Featuring the Ridgeway again today and starting at a small parking area where the road between Ashbury and Lambourn intersects this ancient track.
Setting off towards Waylands Smithy I notice how the range of colours in the landscape is subtly changing. There are woods on my right for much of this stretch and this is definitely a place where people come to camp, play and build shelters!
Wayland’s Smithy is a Neolithic long barrow which is over 5,500 years old. It is a magical place and one I never tire of visiting. Usually I am accompanied by about 25 children, having walked along from the White Horse!
Today no drawing, pacing, poetry writing or playing in between picnicking. Just me absorbing the sunshine on my solitary picnic. I was joined further down the barrow by a fellow traveller taking refreshment and two sets of dog walkers. A busy place considering how few people I often meet.
The route continues along the ridgeway before turning right down a track which is a continuation of the road up from the village of Knighton. Looking across, Castle Hill (White Horse Hill) can be seen as can the undulating fields off of the Lambourn Valley Way – see Walk 30.
The path has trees on alternating sides and at a gap the path leads SouthWest over Knightone Down and Odstone Down. Neat lines can still be seen on some of the fields , waiting to be ploughed and sown.
The path leads across cropped fields and is just discernible. Having reached the top the land is about to fall away again in a rather more dramatic way and the route should go just north of the spur of a convex hill. Route finding was difficult and I cut down across through long grass which was not very even underneath. Not quite on target but more or less in the correct direction.
No where did there appear to be an actual path until I reached the gate onto the road and looked back!
Coming down this interesting and steep slope it was easy to spot Ashdown House .
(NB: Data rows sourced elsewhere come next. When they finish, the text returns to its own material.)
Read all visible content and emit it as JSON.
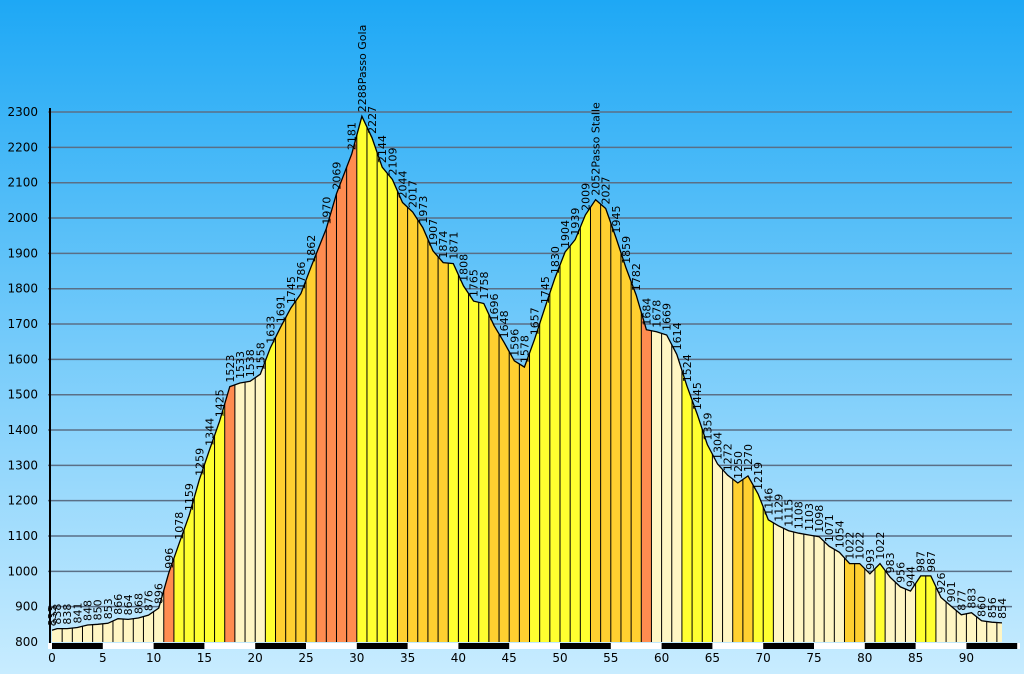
{
  "chart_data": {
    "type": "area",
    "title": "",
    "xlabel": "",
    "ylabel": "",
    "xlim": [
      0,
      95
    ],
    "ylim": [
      800,
      2300
    ],
    "x_ticks": [
      0,
      5,
      10,
      15,
      20,
      25,
      30,
      35,
      40,
      45,
      50,
      55,
      60,
      65,
      70,
      75,
      80,
      85,
      90
    ],
    "y_ticks": [
      800,
      900,
      1000,
      1100,
      1200,
      1300,
      1400,
      1500,
      1600,
      1700,
      1800,
      1900,
      2000,
      2100,
      2200,
      2300
    ],
    "grid": true,
    "profile": [
      {
        "x": 0,
        "y": 833,
        "label": "833"
      },
      {
        "x": 0.5,
        "y": 838,
        "label": "838"
      },
      {
        "x": 1.5,
        "y": 838,
        "label": "838"
      },
      {
        "x": 2.5,
        "y": 841,
        "label": "841"
      },
      {
        "x": 3.5,
        "y": 848,
        "label": "848"
      },
      {
        "x": 4.5,
        "y": 850,
        "label": "850"
      },
      {
        "x": 5.5,
        "y": 853,
        "label": "853"
      },
      {
        "x": 6.5,
        "y": 866,
        "label": "866"
      },
      {
        "x": 7.5,
        "y": 864,
        "label": "864"
      },
      {
        "x": 8.5,
        "y": 868,
        "label": "868"
      },
      {
        "x": 9.5,
        "y": 876,
        "label": "876"
      },
      {
        "x": 10.5,
        "y": 896,
        "label": "896"
      },
      {
        "x": 11.5,
        "y": 996,
        "label": "996"
      },
      {
        "x": 12.5,
        "y": 1078,
        "label": "1078"
      },
      {
        "x": 13.5,
        "y": 1159,
        "label": "1159"
      },
      {
        "x": 14.5,
        "y": 1259,
        "label": "1259"
      },
      {
        "x": 15.5,
        "y": 1344,
        "label": "1344"
      },
      {
        "x": 16.5,
        "y": 1425,
        "label": "1425"
      },
      {
        "x": 17.5,
        "y": 1523,
        "label": "1523"
      },
      {
        "x": 18.5,
        "y": 1533,
        "label": "1533"
      },
      {
        "x": 19.5,
        "y": 1538,
        "label": "1538"
      },
      {
        "x": 20.5,
        "y": 1558,
        "label": "1558"
      },
      {
        "x": 21.5,
        "y": 1633,
        "label": "1633"
      },
      {
        "x": 22.5,
        "y": 1691,
        "label": "1691"
      },
      {
        "x": 23.5,
        "y": 1745,
        "label": "1745"
      },
      {
        "x": 24.5,
        "y": 1786,
        "label": "1786"
      },
      {
        "x": 25.5,
        "y": 1862,
        "label": "1862"
      },
      {
        "x": 27,
        "y": 1970,
        "label": "1970"
      },
      {
        "x": 28,
        "y": 2069,
        "label": "2069"
      },
      {
        "x": 29.5,
        "y": 2181,
        "label": "2181"
      },
      {
        "x": 30.5,
        "y": 2288,
        "label": "2288"
      },
      {
        "x": 31.5,
        "y": 2227,
        "label": "2227"
      },
      {
        "x": 32.5,
        "y": 2144,
        "label": "2144"
      },
      {
        "x": 33.5,
        "y": 2109,
        "label": "2109"
      },
      {
        "x": 34.5,
        "y": 2044,
        "label": "2044"
      },
      {
        "x": 35.5,
        "y": 2017,
        "label": "2017"
      },
      {
        "x": 36.5,
        "y": 1973,
        "label": "1973"
      },
      {
        "x": 37.5,
        "y": 1907,
        "label": "1907"
      },
      {
        "x": 38.5,
        "y": 1874,
        "label": "1874"
      },
      {
        "x": 39.5,
        "y": 1871,
        "label": "1871"
      },
      {
        "x": 40.5,
        "y": 1808,
        "label": "1808"
      },
      {
        "x": 41.5,
        "y": 1765,
        "label": "1765"
      },
      {
        "x": 42.5,
        "y": 1758,
        "label": "1758"
      },
      {
        "x": 43.5,
        "y": 1696,
        "label": "1696"
      },
      {
        "x": 44.5,
        "y": 1648,
        "label": "1648"
      },
      {
        "x": 45.5,
        "y": 1596,
        "label": "1596"
      },
      {
        "x": 46.5,
        "y": 1578,
        "label": "1578"
      },
      {
        "x": 47.5,
        "y": 1657,
        "label": "1657"
      },
      {
        "x": 48.5,
        "y": 1745,
        "label": "1745"
      },
      {
        "x": 49.5,
        "y": 1830,
        "label": "1830"
      },
      {
        "x": 50.5,
        "y": 1904,
        "label": "1904"
      },
      {
        "x": 51.5,
        "y": 1939,
        "label": "1939"
      },
      {
        "x": 52.5,
        "y": 2009,
        "label": "2009"
      },
      {
        "x": 53.5,
        "y": 2052,
        "label": "2052"
      },
      {
        "x": 54.5,
        "y": 2027,
        "label": "2027"
      },
      {
        "x": 55.5,
        "y": 1945,
        "label": "1945"
      },
      {
        "x": 56.5,
        "y": 1859,
        "label": "1859"
      },
      {
        "x": 57.5,
        "y": 1782,
        "label": "1782"
      },
      {
        "x": 58.5,
        "y": 1684,
        "label": "1684"
      },
      {
        "x": 59.5,
        "y": 1678,
        "label": "1678"
      },
      {
        "x": 60.5,
        "y": 1669,
        "label": "1669"
      },
      {
        "x": 61.5,
        "y": 1614,
        "label": "1614"
      },
      {
        "x": 62.5,
        "y": 1524,
        "label": "1524"
      },
      {
        "x": 63.5,
        "y": 1445,
        "label": "1445"
      },
      {
        "x": 64.5,
        "y": 1359,
        "label": "1359"
      },
      {
        "x": 65.5,
        "y": 1304,
        "label": "1304"
      },
      {
        "x": 66.5,
        "y": 1272,
        "label": "1272"
      },
      {
        "x": 67.5,
        "y": 1250,
        "label": "1250"
      },
      {
        "x": 68.5,
        "y": 1270,
        "label": "1270"
      },
      {
        "x": 69.5,
        "y": 1219,
        "label": "1219"
      },
      {
        "x": 70.5,
        "y": 1146,
        "label": "1146"
      },
      {
        "x": 71.5,
        "y": 1129,
        "label": "1129"
      },
      {
        "x": 72.5,
        "y": 1115,
        "label": "1115"
      },
      {
        "x": 73.5,
        "y": 1108,
        "label": "1108"
      },
      {
        "x": 74.5,
        "y": 1103,
        "label": "1103"
      },
      {
        "x": 75.5,
        "y": 1098,
        "label": "1098"
      },
      {
        "x": 76.5,
        "y": 1071,
        "label": "1071"
      },
      {
        "x": 77.5,
        "y": 1054,
        "label": "1054"
      },
      {
        "x": 78.5,
        "y": 1022,
        "label": "1022"
      },
      {
        "x": 79.5,
        "y": 1022,
        "label": "1022"
      },
      {
        "x": 80.5,
        "y": 993,
        "label": "993"
      },
      {
        "x": 81.5,
        "y": 1022,
        "label": "1022"
      },
      {
        "x": 82.5,
        "y": 983,
        "label": "983"
      },
      {
        "x": 83.5,
        "y": 956,
        "label": "956"
      },
      {
        "x": 84.5,
        "y": 944,
        "label": "944"
      },
      {
        "x": 85.5,
        "y": 987,
        "label": "987"
      },
      {
        "x": 86.5,
        "y": 987,
        "label": "987"
      },
      {
        "x": 87.5,
        "y": 926,
        "label": "926"
      },
      {
        "x": 88.5,
        "y": 901,
        "label": "901"
      },
      {
        "x": 89.5,
        "y": 877,
        "label": "877"
      },
      {
        "x": 90.5,
        "y": 883,
        "label": "883"
      },
      {
        "x": 91.5,
        "y": 860,
        "label": "860"
      },
      {
        "x": 92.5,
        "y": 856,
        "label": "856"
      },
      {
        "x": 93.5,
        "y": 854,
        "label": "854"
      }
    ],
    "pass_labels": [
      {
        "x": 30.5,
        "y": 2288,
        "name": "Passo Gola"
      },
      {
        "x": 53.5,
        "y": 2052,
        "name": "Passo Stalle"
      }
    ],
    "band_colors": {
      "easy": "#fff6c4",
      "moderate": "#ffff30",
      "hard": "#ffd030",
      "steep": "#ff8c50"
    },
    "bands": [
      {
        "x0": 0,
        "x1": 11,
        "grade": "easy"
      },
      {
        "x0": 11,
        "x1": 12,
        "grade": "steep"
      },
      {
        "x0": 12,
        "x1": 17,
        "grade": "moderate"
      },
      {
        "x0": 17,
        "x1": 18,
        "grade": "steep"
      },
      {
        "x0": 18,
        "x1": 21,
        "grade": "easy"
      },
      {
        "x0": 21,
        "x1": 22,
        "grade": "moderate"
      },
      {
        "x0": 22,
        "x1": 26,
        "grade": "hard"
      },
      {
        "x0": 26,
        "x1": 30,
        "grade": "steep"
      },
      {
        "x0": 30,
        "x1": 34,
        "grade": "moderate"
      },
      {
        "x0": 34,
        "x1": 39,
        "grade": "hard"
      },
      {
        "x0": 39,
        "x1": 43,
        "grade": "moderate"
      },
      {
        "x0": 43,
        "x1": 47,
        "grade": "hard"
      },
      {
        "x0": 47,
        "x1": 53,
        "grade": "moderate"
      },
      {
        "x0": 53,
        "x1": 58,
        "grade": "hard"
      },
      {
        "x0": 58,
        "x1": 59,
        "grade": "steep"
      },
      {
        "x0": 59,
        "x1": 62,
        "grade": "easy"
      },
      {
        "x0": 62,
        "x1": 65,
        "grade": "moderate"
      },
      {
        "x0": 65,
        "x1": 67,
        "grade": "easy"
      },
      {
        "x0": 67,
        "x1": 69,
        "grade": "hard"
      },
      {
        "x0": 69,
        "x1": 71,
        "grade": "moderate"
      },
      {
        "x0": 71,
        "x1": 78,
        "grade": "easy"
      },
      {
        "x0": 78,
        "x1": 80,
        "grade": "hard"
      },
      {
        "x0": 80,
        "x1": 81,
        "grade": "easy"
      },
      {
        "x0": 81,
        "x1": 82,
        "grade": "moderate"
      },
      {
        "x0": 82,
        "x1": 85,
        "grade": "easy"
      },
      {
        "x0": 85,
        "x1": 87,
        "grade": "moderate"
      },
      {
        "x0": 87,
        "x1": 94,
        "grade": "easy"
      }
    ],
    "colors": {
      "sky_top": "#1ea8f5",
      "sky_bottom": "#c8ecff",
      "gridline": "#5a6f86",
      "profile_line": "#000000",
      "axis_bar_dark": "#000000",
      "axis_bar_light": "#ffffff"
    }
  }
}
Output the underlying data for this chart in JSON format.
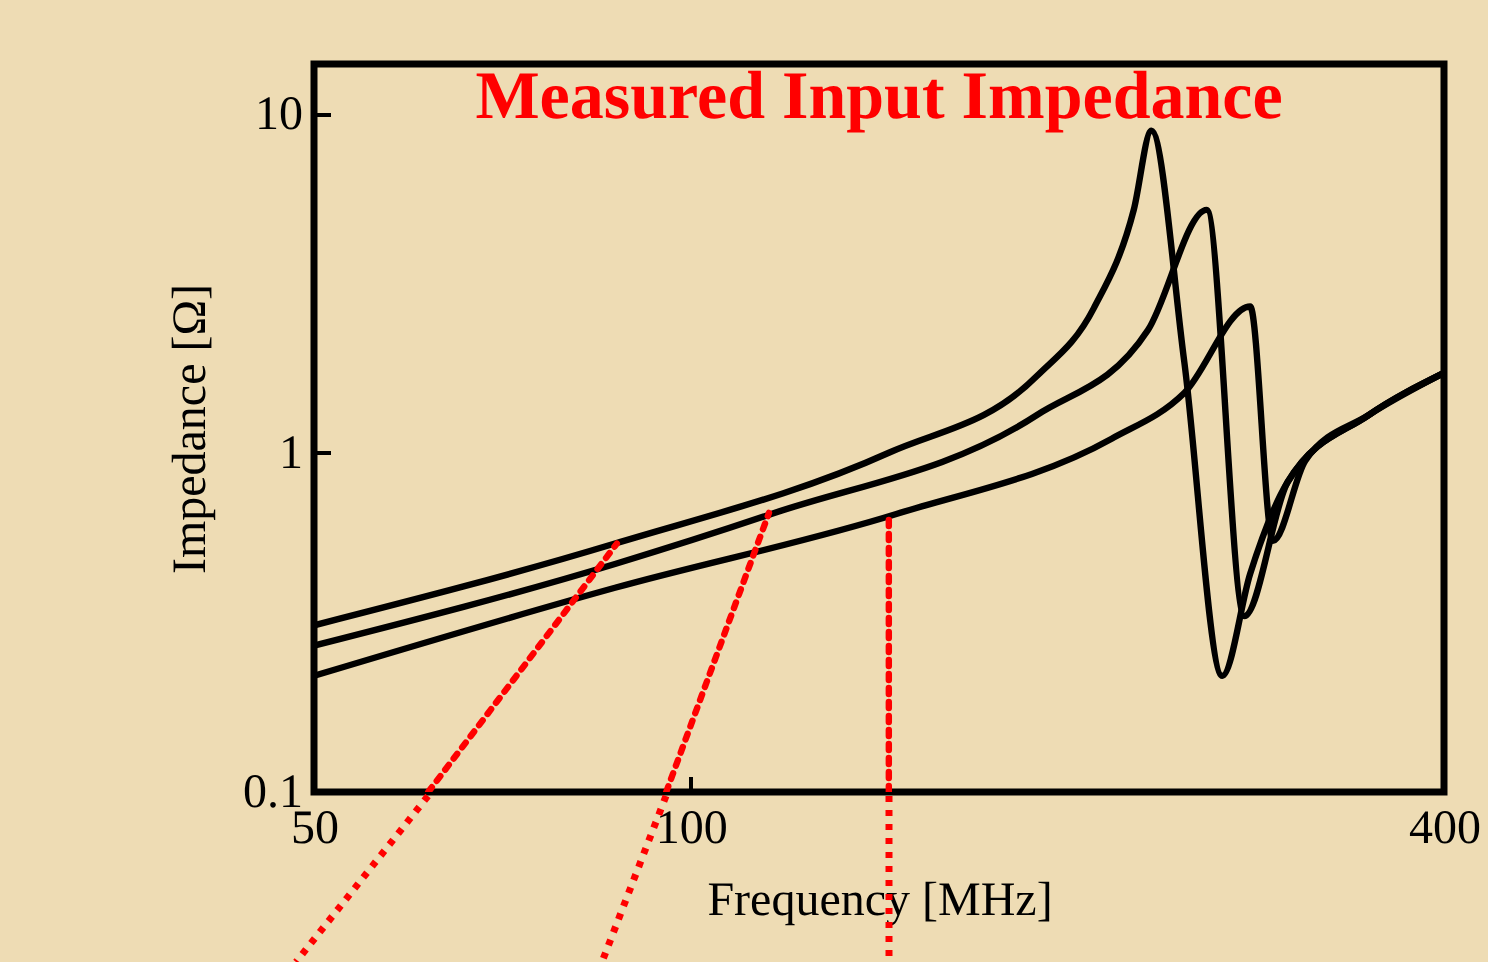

I had failed to secure myself a place on one of the tours for the afternoon – the house is only open on Wednesday afternoon – hence my original choice for this walk. The house was originally designed for Elizabeth of Bohemia, the older sister of Charles 1, in the seventeenth century. It now has Pete Townshend – an accomplished musician as it’s tenant. It is a Dutch design a little like a doll’s house.
Ashdown Farm is the site of a stable yard, now fallen into disuse and a wonderful wall which I guess once surrounded a garden.
The track I intended to take turns northward at the corner of the estate and heads back towards the ridgeway. More views of the house are afforded and it is good to see that there is a thriving woodland.
Once again the views are open and extensive with big skies. Before this final stretch there is a surprise. ‘Alfred’s Castle Settlement’ – a hill fort.
It measured about 450 metres in circumference and there were two main entrances but then one other on the east side. The article explains more.
https://www.bitlylinks.com/pfIiQCQJe
This was a pleasant walk, again really quite warm providing a real feeling of freedom. It wasn’t long before I’d reached the ridgeway and had about half a kilometre back to the car.
The walk today was 12.16 km – love the way it shows where I walked round Wayland’s Smithy and paced the hill fort!